A major part of building a reliable transmitter site is anticipation of things that could go wrong. The four items I’ve just mentioned are predictable and can be addressed ahead of time.
Alternate power sources
It’s only after you’ve generated your own power for more than several hours that you begin to realize how difficult it can be. Your local utility does it 24/7/365 so of course, they have it figured out (for the most part).
If you are installing a new generator, your design issues are size and runtime. If the transmitter site already exists and all loads are wired to the same distribution panel, then clearly the generator will need to be large enough to power all the loads. If you are starting from the ground up, you might want to consider having an emergency panel, which is one that is sourced from the automatic transfer switch, but does not power all the loads.
Fuel storage is always a difficult problem because one must balance the maximum anticipated runtime against the cost of the fuel, the cost of storage vessels and even fuel maintenance. Always remember that the situation causing the power outage is also likely to cause problems for your local utility and the fuel company you use. If you normally maintain enough fuel to run 36 hours (for example) and find later that the road to your transmitter site is closed and cannot be reopened for several days, then trouble is at hand. I’ll offer up one piece of advice here: “Get it all going in.” You’ll find it far easier to get money to install a larger generator and/or more fuel storage when the project is in the design phase than you will if you try to get everything upgraded after the fact.
Clearly, regular generator maintenance is crucial to your peace of mind, and nothing solidifies it more than testing the generator under load. During this test, all the various elements of the system get used in an “emergency” situation. Predictability is what is important here. You need to know what is going to happen when there is a power failure at the site.

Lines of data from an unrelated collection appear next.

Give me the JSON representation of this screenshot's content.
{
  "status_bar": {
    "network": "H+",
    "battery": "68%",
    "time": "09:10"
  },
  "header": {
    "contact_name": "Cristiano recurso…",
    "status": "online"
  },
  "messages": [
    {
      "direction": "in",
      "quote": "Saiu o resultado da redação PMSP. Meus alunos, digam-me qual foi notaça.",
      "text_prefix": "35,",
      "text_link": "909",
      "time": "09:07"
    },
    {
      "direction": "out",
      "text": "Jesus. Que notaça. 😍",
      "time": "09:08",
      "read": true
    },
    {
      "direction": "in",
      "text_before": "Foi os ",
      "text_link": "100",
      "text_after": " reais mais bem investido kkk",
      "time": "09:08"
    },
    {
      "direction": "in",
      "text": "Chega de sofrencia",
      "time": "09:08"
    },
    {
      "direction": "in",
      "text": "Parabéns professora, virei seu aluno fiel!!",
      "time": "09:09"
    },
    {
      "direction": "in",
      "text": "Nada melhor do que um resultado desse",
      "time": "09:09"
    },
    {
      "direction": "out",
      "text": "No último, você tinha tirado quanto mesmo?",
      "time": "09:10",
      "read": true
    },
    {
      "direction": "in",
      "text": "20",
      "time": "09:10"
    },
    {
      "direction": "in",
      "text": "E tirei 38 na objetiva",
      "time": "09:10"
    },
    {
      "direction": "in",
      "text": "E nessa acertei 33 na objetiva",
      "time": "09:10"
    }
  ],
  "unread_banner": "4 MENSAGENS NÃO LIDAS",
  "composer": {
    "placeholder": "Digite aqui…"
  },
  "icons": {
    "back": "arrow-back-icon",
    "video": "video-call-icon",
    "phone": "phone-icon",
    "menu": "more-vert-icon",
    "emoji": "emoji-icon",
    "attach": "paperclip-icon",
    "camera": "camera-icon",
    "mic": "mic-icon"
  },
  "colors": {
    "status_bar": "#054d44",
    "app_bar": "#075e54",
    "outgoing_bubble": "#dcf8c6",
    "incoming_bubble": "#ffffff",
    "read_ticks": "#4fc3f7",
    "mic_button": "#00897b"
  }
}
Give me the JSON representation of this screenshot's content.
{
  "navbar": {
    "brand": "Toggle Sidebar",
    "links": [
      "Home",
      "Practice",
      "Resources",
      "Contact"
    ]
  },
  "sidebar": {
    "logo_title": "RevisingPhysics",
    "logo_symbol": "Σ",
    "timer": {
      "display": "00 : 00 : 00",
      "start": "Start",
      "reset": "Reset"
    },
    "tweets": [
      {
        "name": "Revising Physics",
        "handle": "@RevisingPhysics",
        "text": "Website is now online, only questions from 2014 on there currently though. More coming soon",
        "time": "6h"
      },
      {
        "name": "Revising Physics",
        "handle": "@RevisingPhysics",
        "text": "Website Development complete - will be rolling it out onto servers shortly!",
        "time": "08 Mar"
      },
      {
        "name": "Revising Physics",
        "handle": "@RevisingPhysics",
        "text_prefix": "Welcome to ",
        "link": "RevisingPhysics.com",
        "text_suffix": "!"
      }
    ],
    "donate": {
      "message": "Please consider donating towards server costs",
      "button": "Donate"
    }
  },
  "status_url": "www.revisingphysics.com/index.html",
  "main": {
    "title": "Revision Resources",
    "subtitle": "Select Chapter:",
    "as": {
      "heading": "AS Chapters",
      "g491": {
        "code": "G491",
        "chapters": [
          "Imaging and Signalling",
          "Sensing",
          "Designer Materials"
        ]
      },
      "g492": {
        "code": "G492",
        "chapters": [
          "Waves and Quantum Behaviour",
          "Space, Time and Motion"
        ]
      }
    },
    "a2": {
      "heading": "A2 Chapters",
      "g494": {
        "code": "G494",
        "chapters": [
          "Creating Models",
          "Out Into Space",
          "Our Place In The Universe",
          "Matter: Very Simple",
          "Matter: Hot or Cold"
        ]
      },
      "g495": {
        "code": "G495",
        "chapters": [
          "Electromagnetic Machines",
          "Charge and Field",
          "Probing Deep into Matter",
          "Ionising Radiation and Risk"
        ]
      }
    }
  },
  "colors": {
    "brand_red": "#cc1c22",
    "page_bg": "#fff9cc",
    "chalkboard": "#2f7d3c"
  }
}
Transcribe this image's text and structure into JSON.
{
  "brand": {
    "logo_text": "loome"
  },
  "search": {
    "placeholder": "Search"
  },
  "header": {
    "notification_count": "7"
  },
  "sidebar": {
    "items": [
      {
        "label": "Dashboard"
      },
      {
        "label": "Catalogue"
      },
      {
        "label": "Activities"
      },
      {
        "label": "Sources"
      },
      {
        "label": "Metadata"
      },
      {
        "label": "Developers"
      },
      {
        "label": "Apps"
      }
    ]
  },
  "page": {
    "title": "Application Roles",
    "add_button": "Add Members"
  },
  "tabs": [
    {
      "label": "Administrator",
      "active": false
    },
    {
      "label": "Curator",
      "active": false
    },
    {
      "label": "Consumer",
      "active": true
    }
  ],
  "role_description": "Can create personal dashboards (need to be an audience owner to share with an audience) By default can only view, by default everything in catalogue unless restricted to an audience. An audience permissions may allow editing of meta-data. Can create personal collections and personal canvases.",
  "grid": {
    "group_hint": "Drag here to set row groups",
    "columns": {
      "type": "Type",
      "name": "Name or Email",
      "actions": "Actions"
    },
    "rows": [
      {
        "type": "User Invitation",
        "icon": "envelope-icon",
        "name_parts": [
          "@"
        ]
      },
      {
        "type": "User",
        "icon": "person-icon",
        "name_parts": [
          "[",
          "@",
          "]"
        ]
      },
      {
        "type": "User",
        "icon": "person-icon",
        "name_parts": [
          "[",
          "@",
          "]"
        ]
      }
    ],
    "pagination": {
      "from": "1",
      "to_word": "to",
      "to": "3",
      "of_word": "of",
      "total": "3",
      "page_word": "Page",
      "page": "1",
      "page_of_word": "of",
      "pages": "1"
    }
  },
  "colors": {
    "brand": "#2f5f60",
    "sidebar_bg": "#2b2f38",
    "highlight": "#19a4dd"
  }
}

During the test, look for the following:
• After the transfer occurs, your normal air-chain should power up and all user-selected configurations should be remembered. It should require no intervention.
• All UPSs should have no problem running on generator power.
• Any remote control signaling regarding the generator should be active. Likely you’ll have “generator running” status along with “generator transferred to load” status.
• All IP network equipment restored and automatically connected. E-mails regarding transfer should have gone out and been received by the far end devices.
• Upon re-transfer, all elements of the air chain should continue without problems, obviously. The generator should have a cool-down period after the re-transfer of 10 to 15 minutes.
• Remote controls should indicate the generator is off-line.
There will always be some question as to length of the load-test. From my own experience, I would recommend at least 4 hours. Just remember: The longer it goes, the more confidence instilled. If you schedule regular infrared testing of your electrical system, it’s a good idea to do so while testing the generator under load, because it allows you to test the integrity of the electrical connections that are not normally used.